Mandy: A balm, what are you giving him a balm for?  It might bite him. 
WM3:   What? 
Mandy: It's a dangerous animal.  Quick, throw it in the trough. 
WM3:   No it isn't. 
Mandy: Yes it is. 
WM3:   No, no, it is an ointment. 
Mandy: An ointment? 
WM3:   Look. 
Mandy: (sampling the ointment with a grubby finger).  Oh. There is an animal 
       called a balm or did I dream it?  You astrologers, eh?  Well, what's he 
then?  WM2: H'm? 
Mandy: What star sign is he? 
WM2:   Capricorn. 
Mandy: Capricorn eh, what are they like? 
WM2:   He is the son of God, our Messiah. 
WM1:   King of the Jews. 
Mandy: And that's Capricorn, is it? 
WM3:   No, no, that's just him. 
Mandy: Oh, I was going to say, otherwise there'd be a lot of them. 
(The WISE MEN are on their knees.) 
WM2: By what name are you calling him? 
(Dramatic Holy music... ) 
Mandy: ... Brian. 
Three Wise Men: We worship you, Oh, Brian, who are Lord over us all.  Praise 
                unto you, Brian and to the Lord our Father.  Amen. 
Mandy: Do you do a lot of this, then? 
WM1:   What? 
Mandy: This praising. 
WM1:   No, no, no. 
Mandy: Oh!  Well, if you're dropping by again do pop in. 
   (They take the hint and rise.) 
       And thanks a lot for the gold and frankincense but ...  don't worry too 
       much about the myrrh next time.  Thank you ...  Goodbye. 
(To Brian) 
       Well weren't they nice ... out of their bloody minds, but still... 
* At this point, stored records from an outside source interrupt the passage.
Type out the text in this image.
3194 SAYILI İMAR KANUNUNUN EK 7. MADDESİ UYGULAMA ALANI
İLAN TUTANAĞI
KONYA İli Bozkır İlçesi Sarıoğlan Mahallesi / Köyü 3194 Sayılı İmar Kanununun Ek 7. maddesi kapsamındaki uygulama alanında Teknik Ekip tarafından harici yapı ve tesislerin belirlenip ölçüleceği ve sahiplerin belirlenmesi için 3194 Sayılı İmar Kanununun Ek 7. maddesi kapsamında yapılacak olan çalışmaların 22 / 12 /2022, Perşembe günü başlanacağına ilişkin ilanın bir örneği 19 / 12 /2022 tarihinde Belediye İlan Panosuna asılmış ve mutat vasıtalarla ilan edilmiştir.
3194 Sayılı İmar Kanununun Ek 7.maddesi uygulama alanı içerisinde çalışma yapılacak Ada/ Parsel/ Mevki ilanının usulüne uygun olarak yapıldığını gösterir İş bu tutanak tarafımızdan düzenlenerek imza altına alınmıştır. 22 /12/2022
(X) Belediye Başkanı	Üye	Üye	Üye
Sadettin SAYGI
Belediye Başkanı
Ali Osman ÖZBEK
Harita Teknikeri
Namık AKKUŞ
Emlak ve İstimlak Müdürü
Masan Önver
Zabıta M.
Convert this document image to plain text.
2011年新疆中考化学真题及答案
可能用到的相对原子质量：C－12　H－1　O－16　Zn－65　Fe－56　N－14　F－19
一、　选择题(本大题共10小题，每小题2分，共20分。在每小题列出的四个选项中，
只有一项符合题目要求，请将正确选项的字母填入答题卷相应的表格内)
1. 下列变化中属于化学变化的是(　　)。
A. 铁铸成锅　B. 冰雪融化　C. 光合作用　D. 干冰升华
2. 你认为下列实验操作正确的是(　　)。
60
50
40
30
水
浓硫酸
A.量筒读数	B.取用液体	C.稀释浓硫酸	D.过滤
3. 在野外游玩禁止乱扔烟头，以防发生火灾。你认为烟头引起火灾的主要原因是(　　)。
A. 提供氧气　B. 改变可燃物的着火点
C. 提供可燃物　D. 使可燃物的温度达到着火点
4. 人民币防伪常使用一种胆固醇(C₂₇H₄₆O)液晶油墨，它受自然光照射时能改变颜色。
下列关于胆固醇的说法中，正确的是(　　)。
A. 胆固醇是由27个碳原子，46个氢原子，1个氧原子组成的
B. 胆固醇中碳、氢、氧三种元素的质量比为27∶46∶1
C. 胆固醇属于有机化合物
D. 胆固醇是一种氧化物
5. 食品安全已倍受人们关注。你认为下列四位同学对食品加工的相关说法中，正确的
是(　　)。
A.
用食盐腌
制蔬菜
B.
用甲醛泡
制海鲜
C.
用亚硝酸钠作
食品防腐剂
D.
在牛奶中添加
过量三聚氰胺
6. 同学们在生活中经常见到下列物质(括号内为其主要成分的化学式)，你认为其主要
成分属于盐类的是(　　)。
(In the background we see the WISE MEN pause outside the door as a 
 gentle glow suffuses them.  They look at each other, confer and then 
 stride back in and grab the presents off MANDY and turn to go again, 
 pushing MANDY over.  ) 
       Here, here, that's mine, you just gave me that.  Ow!